Sur l'action 2, les économies reposeront sur le report dans le temps de certaines opérations d'infrastructures du service militaire adapté (SMA), une diminution des crédits concernant l'extension du dispositif « Cadres d'avenir » et une baisse de la subvention pour charges de service public de l'Agence de l'outre-mer pour la mobilité (LADOM).
Concernant le SMA, le rapporteur se satisfait malgré tout du maintien à un niveau élevé des crédits, qui permettront de continuer le développement de ce dispositif particulièrement efficace, comme en atteste le taux d'insertion des volontaires en fin de contrat, supérieur à 80 % depuis 2017. Les crédits permettront ainsi la mise en oeuvre du plan « Horizons 2030 », qui constitue la prolongation du plan « SMA 2025+ ».

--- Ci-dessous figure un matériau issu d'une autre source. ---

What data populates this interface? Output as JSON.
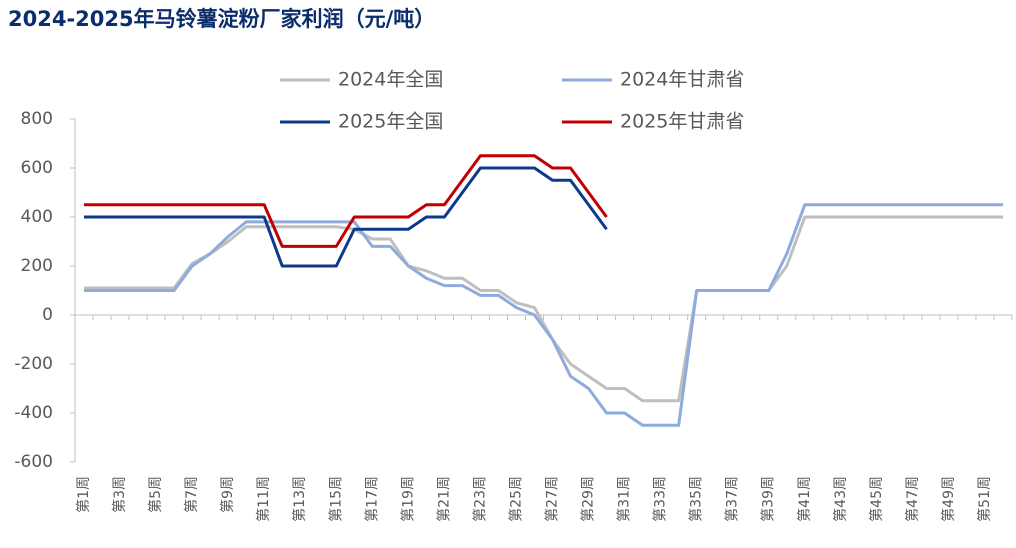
{
  "chart_data": {
    "type": "line",
    "title": "2024-2025年马铃薯淀粉厂家利润（元/吨）",
    "categories": [
      "第1周",
      null,
      "第3周",
      null,
      "第5周",
      null,
      "第7周",
      null,
      "第9周",
      null,
      "第11周",
      null,
      "第13周",
      null,
      "第15周",
      null,
      "第17周",
      null,
      "第19周",
      null,
      "第21周",
      null,
      "第23周",
      null,
      "第25周",
      null,
      "第27周",
      null,
      "第29周",
      null,
      "第31周",
      null,
      "第33周",
      null,
      "第35周",
      null,
      "第37周",
      null,
      "第39周",
      null,
      "第41周",
      null,
      "第43周",
      null,
      "第45周",
      null,
      "第47周",
      null,
      "第49周",
      null,
      "第51周",
      null
    ],
    "series": [
      {
        "name": "2024年全国",
        "color": "#bfbfbf",
        "values": [
          110,
          110,
          110,
          110,
          110,
          110,
          210,
          250,
          300,
          360,
          360,
          360,
          360,
          360,
          360,
          350,
          310,
          310,
          200,
          180,
          150,
          150,
          100,
          100,
          50,
          30,
          -100,
          -200,
          -250,
          -300,
          -300,
          -350,
          -350,
          -350,
          100,
          100,
          100,
          100,
          100,
          200,
          400,
          400,
          400,
          400,
          400,
          400,
          400,
          400,
          400,
          400,
          400,
          400
        ]
      },
      {
        "name": "2024年甘肃省",
        "color": "#8faadc",
        "values": [
          100,
          100,
          100,
          100,
          100,
          100,
          200,
          250,
          320,
          380,
          380,
          380,
          380,
          380,
          380,
          380,
          280,
          280,
          200,
          150,
          120,
          120,
          80,
          80,
          30,
          0,
          -100,
          -250,
          -300,
          -400,
          -400,
          -450,
          -450,
          -450,
          100,
          100,
          100,
          100,
          100,
          250,
          450,
          450,
          450,
          450,
          450,
          450,
          450,
          450,
          450,
          450,
          450,
          450
        ]
      },
      {
        "name": "2025年全国",
        "color": "#0c3a8a",
        "values": [
          400,
          400,
          400,
          400,
          400,
          400,
          400,
          400,
          400,
          400,
          400,
          200,
          200,
          200,
          200,
          350,
          350,
          350,
          350,
          400,
          400,
          500,
          600,
          600,
          600,
          600,
          550,
          550,
          450,
          350,
          null,
          null,
          null,
          null,
          null,
          null,
          null,
          null,
          null,
          null,
          null,
          null,
          null,
          null,
          null,
          null,
          null,
          null,
          null,
          null,
          null,
          null
        ]
      },
      {
        "name": "2025年甘肃省",
        "color": "#c00000",
        "values": [
          450,
          450,
          450,
          450,
          450,
          450,
          450,
          450,
          450,
          450,
          450,
          280,
          280,
          280,
          280,
          400,
          400,
          400,
          400,
          450,
          450,
          550,
          650,
          650,
          650,
          650,
          600,
          600,
          500,
          400,
          null,
          null,
          null,
          null,
          null,
          null,
          null,
          null,
          null,
          null,
          null,
          null,
          null,
          null,
          null,
          null,
          null,
          null,
          null,
          null,
          null,
          null
        ]
      }
    ],
    "ylim": [
      -600,
      800
    ],
    "yticks": [
      -600,
      -400,
      -200,
      0,
      200,
      400,
      600,
      800
    ],
    "legend": "top"
  }
}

Le service militaire adapté (SMA) et le plan « Horizons 2030 »
Créé en 1961, le SMA est un dispositif militaire qui vise à améliorer l'insertion professionnelle des jeunes ultramarins âgés de 18 à 25 ans, en ciblant particulièrement les décrocheurs scolaires. À cet effet, il propose aux bénéficiaires un accompagnement socio-éducatif pour leur permettre d'acquérir des compétences professionnelles et sociales qui renforceront leur employabilité. Chaque année, 6 000 volontaires en moyenne bénéficient de ce programme.
Le plan « Horizons 2030 » prolonge le plan « SMA 2025+ » et vise notamment à accueillir de nouveaux publics (mineurs de 16 à 18 ans, parents isolés) ou encore à permettre à tous les volontaires de passer leur permis de conduire.
Il regrette en revanche la réduction des crédits censés permettre l'extension du dispositif « Cadres d'avenir », qui permet de soutenir la formation de cadres moyens et supérieurs et de répondre aux besoins en recrutement des entreprises ultramarines.
De même, le rapporteur s'inquiète de la diminution des moyens alloués à l'Agence de l'outre-mer pour la mobilité (LADOM), de 22 M€ en AE et 19,4 M€ en CP au total, qui met en oeuvre des programmes de formation professionnelle en mobilité, à destination des demandeurs d'emploi, capitale au vu du taux de chômage constaté dans les outre-mer.
Concernant l'action 4 relative au soutien de l'économie, le rapporteur s'est alarmé de la diminution massive des crédits alloués (- 71 % en AE et - 75 % en CP), alors que ces derniers financent des dispositifs majeurs et ayant prouvé leur efficacité, à savoir :
- les prêts de développement outre-mer (PDOM), lancés en 2017, qui sont des prêts sans garantie à destination des petites et moyennes entreprises (PME) et qui interviennent en cofinancement, aux côtés d'un financement privé (prêt bancaire, apport en capital, etc.). Les PDOM visent à compenser le coût du financement privé, plus élevé en outre-mer qu'en métropole, et permettent ainsi aux PME ultramarines de se financer à un taux moyen similaire à celui constaté dans l'hexagone. Entre le 1er janvier 2019 et le 31 mars 2024, 747 PDOM ont été octroyés par Bpifrance pour un montant de 229 M€, ce qui montre le succès de ce dispositif ;
- l'aide au fret, destinée à compenser les surcoûts de transport de marchandises, liés à l'éloignement, pour les entreprises situées dans les départements et régions d'outre-mer (DROM) ainsi qu'à Saint-Barthélemy, Saint-Martin, Saint-Pierre-et-Miquelon et dans les îles Wallis et Futuna, qui permet de favoriser la production locale et de faire baisser les prix pour les consommateurs.
La réduction des moyens alloués aux PDOM et à l'aide au fret est inquiétante car ces deux dispositifs jouent un rôle crucial de soutien aux entreprises ainsi qu'à l'emploi local, alors que le niveau du chômage apparaît particulièrement élevé en outre-mer. De plus, alors que les mobilisations contre la cherté de la vie se multiplient, il apparaît assez inopportun de réduire un dispositif qui participe à l'abaissement des prix pour les consommateurs ultramarins. Le rapporteur souligne donc l'importance de mieux cibler les économies budgétaires de façon à préserver et soutenir les dispositifs ayant fait leurs preuves.